The message that the Java client receives from WebSphere MQ consists of a string object containing the serialized XML representation of the original .NET Framework object. Using the techniques described in Chapter 3, “Interoperability Fundamentals,” the Java client must then interpret this string as XML, and de-serialize it into a matching object in Java. This process assumes that the data type object that the .NET Framework client side passes derives from the same common XML Schema as the one in Java. It is up to you to de-serialize the received object in the Java client correctly, as described in Chapter 3, “Interoperability Fundamentals.”
As discussed earlier, messages sent to a WebSphere MQ queue using JMS include additional header information. Unfortunately, the .NET Framework does not understand this information. Therefore, if you want to send messages to a .NET Framework application, your Java client should use the native WebSphere MQ API or, if using JMS, set the target client to MQ.
In addition, because the WebSphere MQ API does not serialize messages that Java clients place into the queue, the Java client needs to serialize the object into XML format before sending it. You can accomplish this using the techniques in Chapter 3, “Interoperability Fundamentals.” This ensures that the .NET Framework client can de-serialize the XML formatted message it receives back into an object.
There are several requirements for implementing the MSMQ-MQSeries Bridge.

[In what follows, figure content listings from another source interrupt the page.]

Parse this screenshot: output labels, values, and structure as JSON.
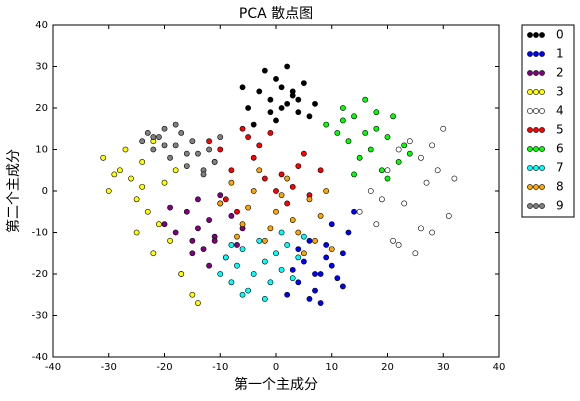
{
  "chart_data": {
    "type": "scatter",
    "title": "PCA 散点图",
    "x_label": "第一个主成分",
    "y_label": "第二个主成分",
    "xlim": [
      -40,
      40
    ],
    "ylim": [
      -40,
      40
    ],
    "xticks": [
      -40,
      -30,
      -20,
      -10,
      0,
      10,
      20,
      30,
      40
    ],
    "yticks": [
      -40,
      -30,
      -20,
      -10,
      0,
      10,
      20,
      30,
      40
    ],
    "grid": false,
    "legend": "outside-right",
    "series": [
      {
        "name": "0",
        "color": "#000000",
        "x": [
          -5,
          -3,
          -1,
          0,
          1,
          2,
          3,
          4,
          5,
          6,
          -2,
          0,
          2,
          4,
          -4,
          1,
          3,
          -1,
          7,
          -6
        ],
        "y": [
          20,
          24,
          22,
          27,
          25,
          21,
          23,
          19,
          26,
          18,
          29,
          17,
          30,
          22,
          16,
          20,
          24,
          19,
          21,
          25
        ]
      },
      {
        "name": "1",
        "color": "#0000ff",
        "x": [
          2,
          4,
          6,
          8,
          10,
          12,
          13,
          5,
          7,
          9,
          11,
          3,
          8,
          6,
          10,
          14,
          12,
          4,
          9,
          7
        ],
        "y": [
          -25,
          -22,
          -26,
          -20,
          -18,
          -15,
          -10,
          -17,
          -24,
          -13,
          -21,
          -19,
          -27,
          -12,
          -8,
          -5,
          -23,
          -14,
          -16,
          -20
        ]
      },
      {
        "name": "2",
        "color": "#800080",
        "x": [
          -20,
          -18,
          -16,
          -15,
          -14,
          -13,
          -12,
          -11,
          -10,
          -9,
          -8,
          -7,
          -17,
          -12,
          -10,
          -14,
          -6,
          -19,
          -11,
          -15
        ],
        "y": [
          -8,
          -10,
          -5,
          -12,
          -9,
          -14,
          -7,
          -11,
          -3,
          -16,
          -6,
          -13,
          -20,
          -18,
          -1,
          -2,
          -9,
          -4,
          -12,
          -15
        ]
      },
      {
        "name": "3",
        "color": "#ffff00",
        "x": [
          -31,
          -30,
          -28,
          -27,
          -26,
          -25,
          -24,
          -23,
          -22,
          -21,
          -20,
          -19,
          -18,
          -29,
          -25,
          -22,
          -17,
          -15,
          -14,
          -24
        ],
        "y": [
          8,
          0,
          5,
          10,
          3,
          -2,
          7,
          -5,
          12,
          -8,
          2,
          -12,
          5,
          4,
          -10,
          -15,
          -20,
          -25,
          -27,
          1
        ]
      },
      {
        "name": "4",
        "color": "#ffffff",
        "x": [
          15,
          17,
          18,
          20,
          21,
          22,
          23,
          24,
          25,
          26,
          27,
          28,
          29,
          30,
          31,
          32,
          22,
          26,
          28,
          19
        ],
        "y": [
          -5,
          0,
          -8,
          5,
          -12,
          10,
          -3,
          12,
          -15,
          8,
          2,
          -10,
          5,
          15,
          -6,
          3,
          -13,
          -9,
          11,
          -2
        ]
      },
      {
        "name": "5",
        "color": "#ff0000",
        "x": [
          -12,
          -10,
          -8,
          -6,
          -4,
          -2,
          0,
          2,
          4,
          5,
          -9,
          -5,
          -3,
          1,
          -11,
          -7,
          3,
          6,
          -1,
          8
        ],
        "y": [
          12,
          10,
          5,
          15,
          8,
          3,
          0,
          -3,
          6,
          9,
          -2,
          13,
          11,
          4,
          7,
          -5,
          1,
          -1,
          14,
          5
        ]
      },
      {
        "name": "6",
        "color": "#00ff00",
        "x": [
          9,
          11,
          12,
          13,
          14,
          15,
          16,
          17,
          18,
          19,
          20,
          21,
          22,
          23,
          24,
          14,
          18,
          12,
          20,
          16
        ],
        "y": [
          16,
          14,
          20,
          12,
          18,
          8,
          22,
          10,
          15,
          5,
          13,
          18,
          7,
          11,
          9,
          4,
          19,
          17,
          3,
          14
        ]
      },
      {
        "name": "7",
        "color": "#00ffff",
        "x": [
          -10,
          -9,
          -8,
          -7,
          -6,
          -5,
          -4,
          -3,
          -2,
          -1,
          0,
          1,
          2,
          3,
          4,
          5,
          -6,
          -2,
          1,
          -8
        ],
        "y": [
          -20,
          -16,
          -22,
          -18,
          -14,
          -24,
          -20,
          -12,
          -17,
          -22,
          -15,
          -19,
          -13,
          -21,
          -16,
          -11,
          -25,
          -26,
          -10,
          -13
        ]
      },
      {
        "name": "8",
        "color": "#ffa500",
        "x": [
          -10,
          -8,
          -6,
          -4,
          -2,
          0,
          2,
          4,
          6,
          8,
          10,
          -7,
          -3,
          1,
          5,
          9,
          -5,
          3,
          -1,
          7
        ],
        "y": [
          -3,
          2,
          -8,
          0,
          -12,
          -5,
          3,
          -10,
          -2,
          -6,
          -14,
          -11,
          5,
          -1,
          -15,
          0,
          -4,
          -7,
          -9,
          -12
        ]
      },
      {
        "name": "9",
        "color": "#808080",
        "x": [
          -24,
          -23,
          -22,
          -21,
          -20,
          -19,
          -18,
          -17,
          -16,
          -15,
          -14,
          -13,
          -12,
          -11,
          -10,
          -20,
          -18,
          -16,
          -13,
          -22
        ],
        "y": [
          12,
          14,
          10,
          13,
          15,
          8,
          11,
          14,
          6,
          12,
          9,
          5,
          10,
          7,
          13,
          11,
          16,
          9,
          4,
          13
        ]
      }
    ]
  }
}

This section provides an overview of these requirements, and the architecture required to set up the bridge.
For detailed instructions about setting up and configuring the bridge, consult the HIS 2000 product documentation.

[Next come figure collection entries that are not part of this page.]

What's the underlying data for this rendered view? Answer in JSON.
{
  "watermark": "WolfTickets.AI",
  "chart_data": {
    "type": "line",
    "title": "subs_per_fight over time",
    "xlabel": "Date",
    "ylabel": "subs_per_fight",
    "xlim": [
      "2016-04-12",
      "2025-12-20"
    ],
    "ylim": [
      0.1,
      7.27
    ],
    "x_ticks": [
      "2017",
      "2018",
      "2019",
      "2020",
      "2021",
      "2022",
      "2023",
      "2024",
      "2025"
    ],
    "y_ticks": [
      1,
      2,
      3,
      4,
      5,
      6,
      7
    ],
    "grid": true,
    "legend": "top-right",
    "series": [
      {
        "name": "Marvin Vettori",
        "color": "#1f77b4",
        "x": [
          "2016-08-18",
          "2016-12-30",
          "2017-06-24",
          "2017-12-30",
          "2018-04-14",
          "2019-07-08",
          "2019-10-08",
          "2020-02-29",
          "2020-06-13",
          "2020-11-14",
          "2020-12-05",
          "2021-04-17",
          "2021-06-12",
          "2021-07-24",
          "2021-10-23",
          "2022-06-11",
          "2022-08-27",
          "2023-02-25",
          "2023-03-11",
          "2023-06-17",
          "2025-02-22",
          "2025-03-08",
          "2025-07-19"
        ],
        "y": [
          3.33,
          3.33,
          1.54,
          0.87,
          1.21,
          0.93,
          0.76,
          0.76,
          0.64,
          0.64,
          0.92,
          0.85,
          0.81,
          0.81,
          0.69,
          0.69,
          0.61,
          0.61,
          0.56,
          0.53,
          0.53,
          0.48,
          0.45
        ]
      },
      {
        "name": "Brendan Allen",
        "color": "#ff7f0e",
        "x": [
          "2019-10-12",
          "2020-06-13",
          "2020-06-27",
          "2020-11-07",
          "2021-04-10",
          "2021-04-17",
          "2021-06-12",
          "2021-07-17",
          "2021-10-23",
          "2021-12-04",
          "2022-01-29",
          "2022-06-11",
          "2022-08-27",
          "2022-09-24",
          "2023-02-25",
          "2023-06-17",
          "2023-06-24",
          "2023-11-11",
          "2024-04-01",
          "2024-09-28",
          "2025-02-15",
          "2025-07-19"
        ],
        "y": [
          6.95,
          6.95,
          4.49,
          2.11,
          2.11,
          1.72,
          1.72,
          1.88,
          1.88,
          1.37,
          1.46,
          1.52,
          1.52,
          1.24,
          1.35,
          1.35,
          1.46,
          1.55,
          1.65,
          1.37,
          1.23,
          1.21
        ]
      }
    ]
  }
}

The MSMQ-MQSeries Bridge requires an instance of Microsoft Active Directory to be in place to function properly. This dependency springs from how the MSMQ MQSeries Bridge works.

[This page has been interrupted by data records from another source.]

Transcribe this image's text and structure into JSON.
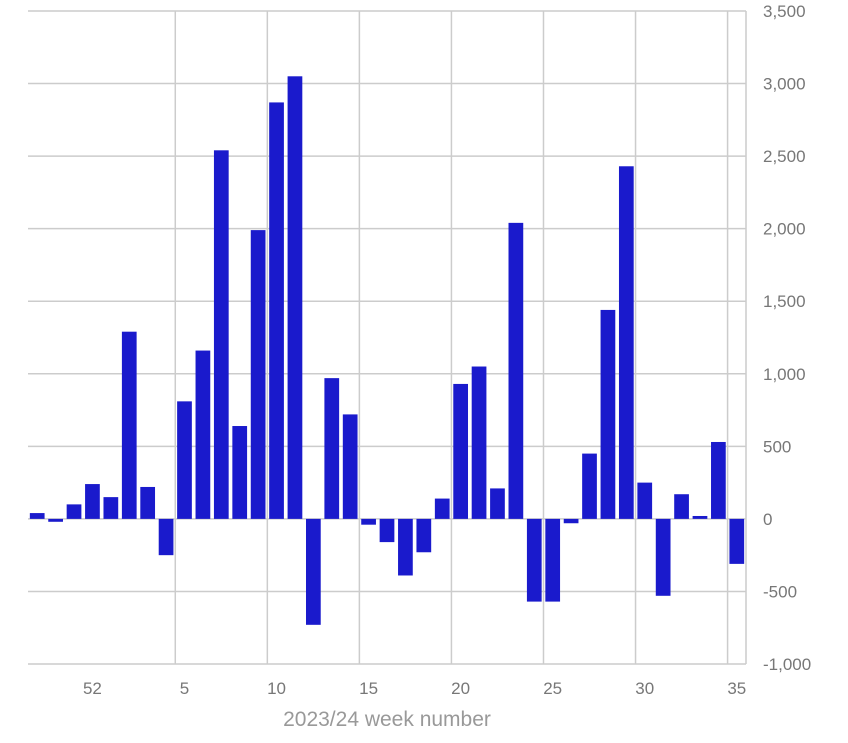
{
  "chart_data": {
    "type": "bar",
    "xlabel": "2023/24 week number",
    "ylabel": "",
    "ylim": [
      -1000,
      3500
    ],
    "y_ticks": [
      "3,500",
      "3,000",
      "2,500",
      "2,000",
      "1,500",
      "1,000",
      "500",
      "0",
      "-500",
      "-1,000"
    ],
    "y_tick_values": [
      3500,
      3000,
      2500,
      2000,
      1500,
      1000,
      500,
      0,
      -500,
      -1000
    ],
    "x_ticks": [
      "52",
      "5",
      "10",
      "15",
      "20",
      "25",
      "30",
      "35"
    ],
    "x_tick_values": [
      52,
      5,
      10,
      15,
      20,
      25,
      30,
      35
    ],
    "bar_color": "#1a1acc",
    "grid": true,
    "weeks": [
      49,
      50,
      51,
      52,
      1,
      2,
      3,
      4,
      5,
      6,
      7,
      8,
      9,
      10,
      11,
      12,
      13,
      14,
      15,
      16,
      17,
      18,
      19,
      20,
      21,
      22,
      23,
      24,
      25,
      26,
      27,
      28,
      29,
      30,
      31,
      32,
      33,
      34,
      35
    ],
    "values": [
      40,
      -20,
      100,
      240,
      150,
      1290,
      220,
      -250,
      810,
      1160,
      2540,
      640,
      1990,
      2870,
      3050,
      -730,
      970,
      720,
      -40,
      -160,
      -390,
      -230,
      140,
      930,
      1050,
      210,
      2040,
      -570,
      -570,
      -30,
      450,
      1440,
      2430,
      250,
      -530,
      170,
      20,
      530,
      -310
    ]
  }
}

From MSMQ to WebSphere MQ, the MSMQ-MQSeries Bridge picks up messages from public queues published in Active Directory. These queues exist in a defined foreign site. The bridge then delivers the messages to a nominated queue on WebSphere MQ.
The reverse path involves the bridge picking up messages from the nominated WebSphere MQ queue and delivering them to a public MSMQ queue. Because you can only define foreign sites and public queues in Active Directory, operation of the bridge requires that you have Active Directory installed and configured.
You install the MSMQ-MQSeries Bridge on a computer running Windows 2000 or Windows Server 2003 that acts as a connection point between the networks. You must install a MSMQ routing server on the same computer as MSMQ-MQSeries Bridge, and this computer must be able to connect by a TCP/IP or LU 6.2 link to an MQSeries Queue Manager.
You must install WebSphere MQ on a Windows server to use the bridge to connect to MSMQ. This could be seen as a complicating factor if your existing WebSphere MQ implementation is on another operating system. One of the reasons for this requirement is to ensure that authentication works by enabling the computer hosting WebSphere MQ to participate in the same Active Directory forest. However, you can work around this issue by setting up a computer running Windows and WebSphere MQ, installing the bridge component, and configuring that computer to link automatically to the queues in your existing non-Windows environment.
In a test environment, you could run the MSMQ-MQSeries Bridge on the same computer as WebSphere MQ. However, this is not recommended in production. The computer running the bridge must either be a member server in an Active Directory domain (production environments) or a domain controller (test environments only).